Schiern, Hist. Studier II, 208 ff. Grundtvig, Danmarks Folkeviser III.
After Johannes C. H. R. Steenstrup's Danish text: grethe bachmann
Dansk Biografisk Lexicon
Carl Fr. Bricka
Project Runeberg
Berengaria, –1221, Valdemar Sejr's second queen, was the youngest daughter of king Sancho I of Portugal and queen Aldonca. When her mother died in 1198 after 24 years of marriage and after having given birth to 11 children, B. was probably born after 1192. After the mother's death B. was brought up by her eldest sister who had been married to king Alfonso of Leon. The Portuguese chronicles assume that she died unmarried , but maybe she during the sisters' feud with their eldest brother king Alfonso I of Portugal, went to her younger brother, Ferdinand, who via his marriage to (Jeanne de Flandre) had become a count of Flandern, and from there she could easlily be known in Denmark.
In 1214 she was married to king Valdemar. She became the mother of 3 kings, but died already 27. March 1221, leaving a reputation about a great beauty, but also about arrogance and strictness, especially against the peasanttry. This rumour was taken up by the folk poetry and used freely, since the folk songs changed her name into "Bengjærd" which was not flattering. When her grave was opened in 1855, the bone structure confirmed the rumour about her beauty; but there some trouble around the grave after her death also indicated the hatred against her. None of her sons named their daughters after her.
(Note : The last remark is hostile. We don't know all those daughters of her sons.)
Duarte Nunez, Primeira parte das Chronicas dos reis de Portugal, reformadas, Bl. 64 v. Suhm, Hist. af Danmark IX. Worsaae, Kongegravene i Ringsted Kirke.
After J. Kinch's Danish text: grethe bachmann.
Dansk Biografisk Lexicon
Carl Fr. Bricka
Project Runeberg
Article in Thyra-blog from Dec. 2005:
Queen Berengaria of Denmark
Skt. Bendts Church, Ringsted
When queen Berengaria's grave was opened in 1885, they found her thick plait of hair, her finely formed skull and finely built body bones. A portrait drawing was made to show how she might have looked. Berengaria was a daughter of king Sancho I of Portugal and queen Aldonca and a descendant of Robert Capet. She was married on May 3rd 1214 to king Valdemar II Sejr of Denmark. She became the mother of three kings, but she died already on March 27th 1221 and was buried in Sankt Bendts Church in Ringsted, the burial place for the early Danish kings and queens.
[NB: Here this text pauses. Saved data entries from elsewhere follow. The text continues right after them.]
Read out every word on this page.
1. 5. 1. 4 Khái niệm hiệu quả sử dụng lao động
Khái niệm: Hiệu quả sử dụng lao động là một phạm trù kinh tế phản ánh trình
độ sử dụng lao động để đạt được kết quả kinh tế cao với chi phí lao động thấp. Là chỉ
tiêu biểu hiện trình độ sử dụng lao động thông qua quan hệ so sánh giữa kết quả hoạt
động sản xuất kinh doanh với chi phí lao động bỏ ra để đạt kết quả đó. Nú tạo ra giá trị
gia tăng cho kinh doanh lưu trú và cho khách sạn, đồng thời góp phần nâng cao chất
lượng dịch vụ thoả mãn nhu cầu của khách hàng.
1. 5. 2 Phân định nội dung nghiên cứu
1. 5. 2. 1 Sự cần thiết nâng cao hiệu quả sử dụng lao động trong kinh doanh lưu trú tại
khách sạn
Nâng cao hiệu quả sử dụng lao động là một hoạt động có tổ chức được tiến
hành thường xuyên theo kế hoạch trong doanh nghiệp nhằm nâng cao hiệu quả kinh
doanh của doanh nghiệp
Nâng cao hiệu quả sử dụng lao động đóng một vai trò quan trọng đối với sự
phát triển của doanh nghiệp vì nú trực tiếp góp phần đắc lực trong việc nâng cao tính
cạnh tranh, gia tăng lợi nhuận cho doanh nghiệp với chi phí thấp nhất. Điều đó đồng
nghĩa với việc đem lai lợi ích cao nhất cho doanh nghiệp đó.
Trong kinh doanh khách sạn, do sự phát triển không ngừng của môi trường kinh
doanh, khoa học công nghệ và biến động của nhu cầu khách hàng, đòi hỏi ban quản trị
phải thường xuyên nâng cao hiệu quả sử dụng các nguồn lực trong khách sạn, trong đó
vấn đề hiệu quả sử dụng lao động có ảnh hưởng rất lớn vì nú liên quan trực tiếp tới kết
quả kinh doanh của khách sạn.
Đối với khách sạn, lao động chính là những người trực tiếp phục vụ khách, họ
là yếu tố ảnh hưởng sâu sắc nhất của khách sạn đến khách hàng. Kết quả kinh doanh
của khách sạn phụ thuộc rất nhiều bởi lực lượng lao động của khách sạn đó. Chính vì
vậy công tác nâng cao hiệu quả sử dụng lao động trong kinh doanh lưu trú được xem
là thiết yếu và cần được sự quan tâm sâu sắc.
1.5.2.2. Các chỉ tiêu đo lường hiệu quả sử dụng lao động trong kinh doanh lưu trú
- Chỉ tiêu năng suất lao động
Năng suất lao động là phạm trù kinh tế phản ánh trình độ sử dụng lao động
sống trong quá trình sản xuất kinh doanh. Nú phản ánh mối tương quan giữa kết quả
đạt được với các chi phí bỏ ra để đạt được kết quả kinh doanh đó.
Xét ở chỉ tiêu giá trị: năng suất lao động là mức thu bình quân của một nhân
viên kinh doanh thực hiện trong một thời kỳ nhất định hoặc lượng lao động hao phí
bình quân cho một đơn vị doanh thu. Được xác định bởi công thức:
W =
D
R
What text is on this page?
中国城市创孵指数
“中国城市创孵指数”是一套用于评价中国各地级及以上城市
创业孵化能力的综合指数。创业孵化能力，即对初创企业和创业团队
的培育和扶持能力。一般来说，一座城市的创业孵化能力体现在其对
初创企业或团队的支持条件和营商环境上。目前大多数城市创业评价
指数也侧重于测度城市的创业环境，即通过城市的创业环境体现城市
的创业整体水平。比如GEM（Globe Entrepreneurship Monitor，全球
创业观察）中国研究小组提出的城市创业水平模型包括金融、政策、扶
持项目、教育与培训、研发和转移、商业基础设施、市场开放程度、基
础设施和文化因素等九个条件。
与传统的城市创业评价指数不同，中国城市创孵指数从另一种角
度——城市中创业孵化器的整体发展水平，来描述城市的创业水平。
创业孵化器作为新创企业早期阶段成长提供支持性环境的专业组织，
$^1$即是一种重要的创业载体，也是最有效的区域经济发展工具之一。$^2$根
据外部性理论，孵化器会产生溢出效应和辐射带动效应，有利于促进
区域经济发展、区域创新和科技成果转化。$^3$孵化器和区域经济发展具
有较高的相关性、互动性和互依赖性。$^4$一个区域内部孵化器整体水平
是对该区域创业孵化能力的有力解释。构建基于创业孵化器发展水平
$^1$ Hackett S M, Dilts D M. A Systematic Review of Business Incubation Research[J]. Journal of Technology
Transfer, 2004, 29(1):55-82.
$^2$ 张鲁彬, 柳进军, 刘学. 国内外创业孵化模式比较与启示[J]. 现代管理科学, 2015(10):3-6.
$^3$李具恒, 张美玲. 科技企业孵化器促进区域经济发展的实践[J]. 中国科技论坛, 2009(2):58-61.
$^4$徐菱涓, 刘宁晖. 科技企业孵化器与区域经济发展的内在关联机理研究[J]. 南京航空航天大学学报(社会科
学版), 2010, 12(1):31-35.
Her three sons and a daughter with Valdemar:
Erik IV Plovpenning, born 1216 , king from 1241-1250; he was murdered by his brother Albert at Slien August 9th 1250. Erik was married to Jutta of Saxony.
Albert, born ab. 1218, king from 1250-1252, was killed in a battle against the Frisians at the peninsula Eiderstedt June 29th 1252. Married to Mechtilde of Holstein.
Christopher I, born 1219, king 1252-1259, died in Ribe May 29th 1259, possibly poisoned by alter wine. Married to Margrethe Sambiria of Pommern.
Sophie, who was married to Johan 1. of Brandenburg in 1236. She died November 2nd 1247.
Eleonora of Portugal, Berengaria's niece, was a daughter of Berengaria's brother, king Alfonso II el Pancudo and Urraca of Castile, she was married in 1231 to Valdemar the Young, Valdemar's son with his first queen, Dagmar of Bohemia. Eleonora was born in 1211 and died in childbirth August 28th 1231, her child died the same year. Valdemar the Young was killed by an accidental shot at Refsnæs November 28th 1231. Buried in Ringsted with Eleonora.